The Complete Exosome Workflow Solution: From Isolation to Characterization of RNA Cargo

Life Technologies, Austin, TX 78744, USA

Received 15 April 2013; Revised 26 July 2013; Accepted 26 July 2013

Academic Editor: Chung-Liang Chien

Copyright © 2013 Jeoffrey Schageman et al. This is an open access article distributed under the Creative Commons Attribution License, which permits unrestricted use, distribution, and reproduction in any medium, provided the original work is properly cited.

Abstract

Exosomes are small (30–150 nm) vesicles containing unique RNA and protein cargo, secreted by all cell types in culture. They are also found in abundance in body fluids including blood, saliva, and urine. At the moment, the mechanism of exosome formation, the makeup of the cargo, biological pathways, and resulting functions are incompletely understood. One of their most intriguing roles is intercellular communication—exosomes function as the messengers, delivering various effector or signaling macromolecules between specific cells. There is an exponentially growing need to dissect structure and the function of exosomes and utilize them for development of minimally invasive diagnostics and therapeutics.

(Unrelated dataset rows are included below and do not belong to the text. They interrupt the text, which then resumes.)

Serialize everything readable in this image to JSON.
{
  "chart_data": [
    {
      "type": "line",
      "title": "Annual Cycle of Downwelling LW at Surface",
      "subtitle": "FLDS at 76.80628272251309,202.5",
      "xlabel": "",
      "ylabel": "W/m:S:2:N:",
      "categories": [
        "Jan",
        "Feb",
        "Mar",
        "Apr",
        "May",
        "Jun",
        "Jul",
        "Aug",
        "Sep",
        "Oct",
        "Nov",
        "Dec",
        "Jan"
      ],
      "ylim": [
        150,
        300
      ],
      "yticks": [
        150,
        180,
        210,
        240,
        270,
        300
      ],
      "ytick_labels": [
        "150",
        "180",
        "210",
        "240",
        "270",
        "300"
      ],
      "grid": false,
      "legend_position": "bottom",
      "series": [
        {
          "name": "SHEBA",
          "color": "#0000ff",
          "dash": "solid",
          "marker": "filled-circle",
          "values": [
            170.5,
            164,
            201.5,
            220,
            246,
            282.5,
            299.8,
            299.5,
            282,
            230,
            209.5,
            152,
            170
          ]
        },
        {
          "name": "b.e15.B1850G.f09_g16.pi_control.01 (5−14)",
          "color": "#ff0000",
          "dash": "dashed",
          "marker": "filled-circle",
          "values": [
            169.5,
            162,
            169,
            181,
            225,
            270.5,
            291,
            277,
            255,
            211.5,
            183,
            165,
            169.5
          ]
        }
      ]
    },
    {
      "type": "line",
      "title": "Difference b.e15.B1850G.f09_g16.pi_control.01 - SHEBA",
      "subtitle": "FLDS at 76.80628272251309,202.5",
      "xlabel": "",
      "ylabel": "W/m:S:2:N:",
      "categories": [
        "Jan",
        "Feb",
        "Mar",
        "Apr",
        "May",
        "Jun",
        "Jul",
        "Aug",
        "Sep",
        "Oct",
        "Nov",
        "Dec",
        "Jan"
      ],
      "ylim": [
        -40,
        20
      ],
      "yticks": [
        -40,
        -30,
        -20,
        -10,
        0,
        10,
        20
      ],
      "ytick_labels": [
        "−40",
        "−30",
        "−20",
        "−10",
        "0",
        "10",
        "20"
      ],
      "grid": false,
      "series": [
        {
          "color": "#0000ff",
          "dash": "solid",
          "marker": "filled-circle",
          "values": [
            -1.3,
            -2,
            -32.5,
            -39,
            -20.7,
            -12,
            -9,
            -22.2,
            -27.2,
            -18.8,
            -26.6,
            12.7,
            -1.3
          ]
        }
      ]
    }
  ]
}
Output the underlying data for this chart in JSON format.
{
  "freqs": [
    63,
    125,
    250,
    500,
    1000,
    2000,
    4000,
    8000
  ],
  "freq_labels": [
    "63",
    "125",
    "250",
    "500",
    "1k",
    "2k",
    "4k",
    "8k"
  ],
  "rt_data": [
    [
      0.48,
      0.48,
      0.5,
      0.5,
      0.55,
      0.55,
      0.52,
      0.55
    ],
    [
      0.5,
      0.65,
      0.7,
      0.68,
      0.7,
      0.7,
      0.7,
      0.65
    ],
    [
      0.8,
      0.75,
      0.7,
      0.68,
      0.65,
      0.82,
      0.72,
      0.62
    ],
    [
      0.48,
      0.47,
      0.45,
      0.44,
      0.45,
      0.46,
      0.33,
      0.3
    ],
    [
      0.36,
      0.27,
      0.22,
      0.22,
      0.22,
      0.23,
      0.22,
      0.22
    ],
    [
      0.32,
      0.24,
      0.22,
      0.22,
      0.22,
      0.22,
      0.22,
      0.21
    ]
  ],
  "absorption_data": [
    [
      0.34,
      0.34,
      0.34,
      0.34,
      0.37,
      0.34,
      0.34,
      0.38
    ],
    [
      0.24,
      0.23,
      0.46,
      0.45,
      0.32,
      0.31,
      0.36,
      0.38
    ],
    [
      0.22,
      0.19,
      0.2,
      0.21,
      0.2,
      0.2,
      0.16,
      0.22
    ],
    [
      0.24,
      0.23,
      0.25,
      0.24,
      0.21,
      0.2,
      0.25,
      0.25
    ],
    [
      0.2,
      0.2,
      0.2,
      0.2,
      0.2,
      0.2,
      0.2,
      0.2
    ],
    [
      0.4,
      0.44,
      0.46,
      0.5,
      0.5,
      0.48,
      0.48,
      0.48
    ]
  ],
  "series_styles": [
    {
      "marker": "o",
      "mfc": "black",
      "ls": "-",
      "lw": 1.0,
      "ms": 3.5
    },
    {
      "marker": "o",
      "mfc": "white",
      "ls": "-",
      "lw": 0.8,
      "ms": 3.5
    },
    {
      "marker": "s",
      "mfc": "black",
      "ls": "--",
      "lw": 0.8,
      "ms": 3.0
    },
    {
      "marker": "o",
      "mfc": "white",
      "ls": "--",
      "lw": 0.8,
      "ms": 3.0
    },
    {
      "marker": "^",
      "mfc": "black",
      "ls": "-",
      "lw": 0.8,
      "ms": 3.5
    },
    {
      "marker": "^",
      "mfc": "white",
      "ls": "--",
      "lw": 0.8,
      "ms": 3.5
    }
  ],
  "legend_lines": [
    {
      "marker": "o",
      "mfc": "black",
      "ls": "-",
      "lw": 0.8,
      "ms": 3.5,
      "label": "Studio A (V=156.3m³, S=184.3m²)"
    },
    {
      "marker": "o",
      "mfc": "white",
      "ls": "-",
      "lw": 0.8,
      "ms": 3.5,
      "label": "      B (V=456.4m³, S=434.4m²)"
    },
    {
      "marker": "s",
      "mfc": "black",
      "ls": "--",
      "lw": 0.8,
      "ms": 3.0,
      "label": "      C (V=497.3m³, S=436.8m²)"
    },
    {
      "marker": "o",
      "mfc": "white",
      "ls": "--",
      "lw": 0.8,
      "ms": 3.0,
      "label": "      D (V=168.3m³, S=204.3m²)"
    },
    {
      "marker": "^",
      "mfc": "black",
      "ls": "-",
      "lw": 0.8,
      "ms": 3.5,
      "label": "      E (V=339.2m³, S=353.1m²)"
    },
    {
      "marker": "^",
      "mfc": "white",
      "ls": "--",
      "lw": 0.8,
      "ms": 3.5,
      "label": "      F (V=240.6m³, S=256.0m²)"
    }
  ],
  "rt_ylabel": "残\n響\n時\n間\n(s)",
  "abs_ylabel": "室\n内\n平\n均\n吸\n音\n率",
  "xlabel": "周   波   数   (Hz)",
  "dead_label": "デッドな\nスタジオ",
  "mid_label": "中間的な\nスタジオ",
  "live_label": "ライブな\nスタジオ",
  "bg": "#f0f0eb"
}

Critical to further our understanding of exosomes is the development of reagents, tools, and protocols for their isolation, characterization, and analysis of their RNA and protein contents. Here we describe a complete exosome workflow solution, starting from fast and efficient extraction of exosomes from cell culture media and serum to isolation of RNA followed by characterization of exosomal RNA content using qRT-PCR and next-generation sequencing techniques. Effectiveness of this workflow is exemplified by analysis of the RNA content of exosomes derived from HeLa cell culture media and human serum, using Ion Torrent PGM as a sequencing platform.